At the time the homes were built, in 1983, the engineering of the housing development was required to include a large scale drainage plan. The solution was to run an approximately three foot in diameter metal pipe from the east to the west across the creek (see area indicated on Google overhead map). To accomplish this task, the entire western bank of the creek was cleared of all trees and vegetation. The heavy equipment that was brought in to install the pipe left very few remnants of plant life. Since that time, the re-growth of the plants and trees in the creek bank of my own back yard is exciting and provides opportunities for study.

Overhead Google map of the area – unable to load to the blog.

Over the years, staff from the Federal Department of Fisheries have visited the creek to promote it as a salmon spawning creek where human traffic is discouraged. The Municipality of Surrey staff have come by to inform the residents of plans to build a public trail through the creek. As of this date, the trail has not been built.
During years of family life, participating in “Christmas tree chipping” events where evergreen seedlings were given to be planted along municipal “green belt” areas, has resulted in human interference with the natural process of vegetative succession. The status of the area at this time is that there are three types of vegetation within this riparian slope. One is where no seedlings were planted and has a well-established growth of cottonwood trees with other minor varieties of plant life underneath. The second is where the evergreen trees were planted and have thrived, creating a different undergrowth type. The third is at the area where the pipe crosses the creek; this area, due to the former clearing of trees receives more direct sunlight and consists mostly of smaller, lower growing shrubs.
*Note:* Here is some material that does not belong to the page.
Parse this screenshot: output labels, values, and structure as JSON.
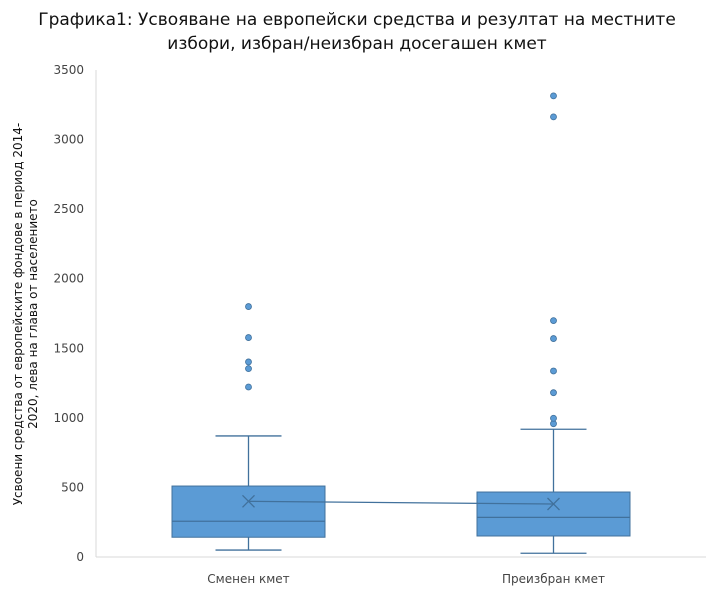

Interesting questions for a potential project are:
1. The impacts of the amount of sunlight on the undergrowth for each of the three area types: evergreen trees, deciduous trees or no trees.
2. A comparison of this area of the creek bank to that of another area up stream that was not cleared when the subdivision was created.
3. What invasive species have demonstrated in the years since the area became residential and how widespread are they becoming?